Frayed (Connections, #4)(101)



“What kind of research?”

His silence has started to alarm me. “Ben, what kind of research?”

“You know what? I think you should talk to your mom. I shouldn’t have said anything.” He says it delicately, not angrily, but his refusal to tell me something about my own family still stings.

“Ben,” I plead. “Tell me now.”

He grabs my hand. “Come on, let’s walk and I’ll explain.”

I nod and try to hide that my heart is beating abnormally fast with worry.

He leads us up the steps to a deck that looks out onto the ocean, offering a perfect view. I take a seat in one of the lounge chairs, pulling my legs up and tucking my chin on my knees, and he does the same.

Ben squints into the sun. I can tell he’s teetering on whether to tell me what he knows or not.

“Ben, please.” I say his name softly, prompting him to tell me what he knows.

He takes a deep breath. “I was investigating Sheep Industries’ finances for a story Aerie had me working on after I left the paper this past summer and I came across books for Little Red Records.”

“My father’s label before they let him go?”

“Yes—Little Red is one of the holdings of Sheep Industries. Anyway, what we found proved the sales records had been severely altered and that he was let go under false pretenses.”

“So who altered the records? Damon Wolf?”

He sits up and leans toward me with his arms on his thighs. “Yes.”

“Because he was jealous of my father?”

“I don’t know the answer to that.”

“Does my family know?”

“S’belle, I don’t really know who knows what. I only know what Damon told me the day I yanked Sound Music from his hands.”

I stand up and head toward his glass doors. “How about a tour?”

He pulls me onto his lap, his arms banding around me. “Hey, what’s going through your mind?”

I swallow a few times as I start to cry. “That my father spent his whole life chasing the dream of being famous, and he thought he lost his chance, but in reality he never lost it. Someone stole it from him. Why would anyone do that?” My cries grow louder.

He cradles me in his arms. “Because so many people in the world don’t understand what it is like to be good.”

I bury my face in his neck. “I failed him, you know?”

He lifts my chin to look into my eyes. “What do you mean?”
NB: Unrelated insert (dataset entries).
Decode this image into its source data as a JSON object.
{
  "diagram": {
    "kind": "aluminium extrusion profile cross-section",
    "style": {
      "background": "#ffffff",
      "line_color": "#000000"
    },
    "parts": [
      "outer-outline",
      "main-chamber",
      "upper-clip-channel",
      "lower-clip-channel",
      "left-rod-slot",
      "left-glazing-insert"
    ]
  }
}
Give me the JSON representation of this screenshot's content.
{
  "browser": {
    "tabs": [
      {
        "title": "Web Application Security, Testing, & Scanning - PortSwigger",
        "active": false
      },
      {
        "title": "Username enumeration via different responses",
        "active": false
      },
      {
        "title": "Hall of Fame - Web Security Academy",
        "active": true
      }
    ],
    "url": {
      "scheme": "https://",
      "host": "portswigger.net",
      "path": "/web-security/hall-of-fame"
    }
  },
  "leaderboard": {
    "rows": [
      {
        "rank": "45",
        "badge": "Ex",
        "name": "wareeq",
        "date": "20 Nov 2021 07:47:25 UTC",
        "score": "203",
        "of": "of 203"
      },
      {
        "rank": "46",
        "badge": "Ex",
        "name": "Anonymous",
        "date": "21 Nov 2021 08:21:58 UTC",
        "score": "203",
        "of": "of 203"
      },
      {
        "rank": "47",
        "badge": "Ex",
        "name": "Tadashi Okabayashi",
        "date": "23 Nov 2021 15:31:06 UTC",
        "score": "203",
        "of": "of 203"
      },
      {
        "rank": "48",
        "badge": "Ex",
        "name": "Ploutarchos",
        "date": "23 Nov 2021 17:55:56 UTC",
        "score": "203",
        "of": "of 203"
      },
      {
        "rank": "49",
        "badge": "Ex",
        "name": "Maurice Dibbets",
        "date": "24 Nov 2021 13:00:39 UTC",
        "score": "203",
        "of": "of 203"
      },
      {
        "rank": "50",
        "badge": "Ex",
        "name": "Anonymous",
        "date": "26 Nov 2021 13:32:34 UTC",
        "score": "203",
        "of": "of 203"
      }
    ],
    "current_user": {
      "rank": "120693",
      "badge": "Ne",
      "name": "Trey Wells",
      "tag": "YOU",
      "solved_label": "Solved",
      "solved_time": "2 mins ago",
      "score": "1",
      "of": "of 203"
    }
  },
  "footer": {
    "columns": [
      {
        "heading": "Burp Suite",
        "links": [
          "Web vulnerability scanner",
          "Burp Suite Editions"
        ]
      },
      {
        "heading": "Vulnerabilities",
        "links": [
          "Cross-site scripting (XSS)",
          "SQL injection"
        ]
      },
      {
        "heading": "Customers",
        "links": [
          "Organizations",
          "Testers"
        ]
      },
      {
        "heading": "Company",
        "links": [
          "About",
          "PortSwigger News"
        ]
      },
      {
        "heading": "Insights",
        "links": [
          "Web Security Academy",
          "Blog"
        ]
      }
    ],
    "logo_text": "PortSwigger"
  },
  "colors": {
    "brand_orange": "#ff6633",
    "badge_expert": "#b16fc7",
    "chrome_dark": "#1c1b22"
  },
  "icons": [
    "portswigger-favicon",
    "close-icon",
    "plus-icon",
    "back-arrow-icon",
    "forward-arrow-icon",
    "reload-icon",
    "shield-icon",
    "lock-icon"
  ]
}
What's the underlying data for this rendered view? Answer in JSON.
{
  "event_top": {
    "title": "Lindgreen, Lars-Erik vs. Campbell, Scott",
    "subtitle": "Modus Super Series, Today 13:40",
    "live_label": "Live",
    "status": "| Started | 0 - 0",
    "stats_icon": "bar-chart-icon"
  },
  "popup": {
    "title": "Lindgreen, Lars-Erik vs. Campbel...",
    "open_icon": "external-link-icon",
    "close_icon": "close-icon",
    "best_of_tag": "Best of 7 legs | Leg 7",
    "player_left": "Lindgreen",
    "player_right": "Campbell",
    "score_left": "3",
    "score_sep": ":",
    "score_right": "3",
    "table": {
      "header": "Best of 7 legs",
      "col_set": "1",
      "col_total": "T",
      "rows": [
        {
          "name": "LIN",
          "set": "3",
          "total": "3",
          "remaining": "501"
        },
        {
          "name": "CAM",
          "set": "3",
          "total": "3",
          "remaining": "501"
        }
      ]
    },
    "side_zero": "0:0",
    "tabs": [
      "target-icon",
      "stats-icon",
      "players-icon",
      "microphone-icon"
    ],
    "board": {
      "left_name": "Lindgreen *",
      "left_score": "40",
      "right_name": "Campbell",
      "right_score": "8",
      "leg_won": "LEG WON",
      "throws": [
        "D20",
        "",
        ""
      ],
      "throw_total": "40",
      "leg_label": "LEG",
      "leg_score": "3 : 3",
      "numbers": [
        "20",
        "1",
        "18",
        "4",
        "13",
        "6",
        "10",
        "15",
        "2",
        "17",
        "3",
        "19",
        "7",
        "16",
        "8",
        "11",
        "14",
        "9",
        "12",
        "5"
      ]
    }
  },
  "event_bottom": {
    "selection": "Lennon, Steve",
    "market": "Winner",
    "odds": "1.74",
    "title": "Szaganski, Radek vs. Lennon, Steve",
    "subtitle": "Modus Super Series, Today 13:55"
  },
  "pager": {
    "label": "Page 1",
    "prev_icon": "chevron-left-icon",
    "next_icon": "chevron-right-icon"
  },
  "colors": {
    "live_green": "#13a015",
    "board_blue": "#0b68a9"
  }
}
“The day he killed himself all he wanted me to do was get better at playing the guitar. I hated playing. I was never any good at it. He picked me up early from school that day. Xander always got me. When I asked him why he was there, he had a haunted look in his eyes. He told me he wanted to have more time for us to practice, but I knew something wasn’t right. Then when I couldn’t do what he wanted, he made me do it over and over. Xander came home and heard me crying, saw my fingers bleeding from strumming the strings over and over. My father and Xander argued and River brought me to the neighbor’s house. All I knew after that was that my father had shot himself. My brother blamed himself for the longest time—and I think he still might—but if I hadn’t failed my father they wouldn’t have fought and my father might still be alive.”

He holds me, rocks me, soothes me but doesn’t judge. “S’belle, what happened is not your fault. Your father was in a bad place.”

I shake my head no. Why couldn’t I just do what he wanted?

“Hey, look at me.” His voice grows louder. “There is nothing but good inside you. You should never think anything different. Your family loves you so much. It’s evident by the lengths any of them would go to protect you.”

He holds me for the longest time. Silence fits comfortably between us as the only sounds I hear are the ocean, the sky, and his breathing—all of which calm me down. I know he’s right. I’ve been through this so many times. I’m sure that’s why my family didn’t tell me. I’m not even upset that they didn’t. I know Xander and River and my mother must feel the burden of the information and they didn’t want me to carry it too.

I don’t blame them for not telling me what they had learned. The truth is it’s over, but in a way it makes me proud that although he’ll never know it—my father did succeed.

Once my internal emotional battle settles, I pull away and smooth my hands down his face, but I see that his face looks haunted too. “What are you not telling me?”

“S’belle,” he says hoarsely, and I feel that this conversation has stirred up something. “I’ve never said this out loud to another person before. But I think my father killed himself and made it look like an accident and I think my mother knew. That’s why she never told us his body was found or about the settlement money.”

Our eyes meet and my heart splits open at his confession. The emotion that echoes the loudest is written on his face. He had already told me that his father was hanged by a sail rope that was said to have malfunctioned, leaving his mother with a ten-million-dollar settlement payout. But now he has chosen to confide in me with what he believes is the truth behind the accident. “Why would you think that?”

“When I was going through some old papers, I found his business bank statements and foreclosure notices. I think his business was collapsing and the need to take care of his family drove him to it.”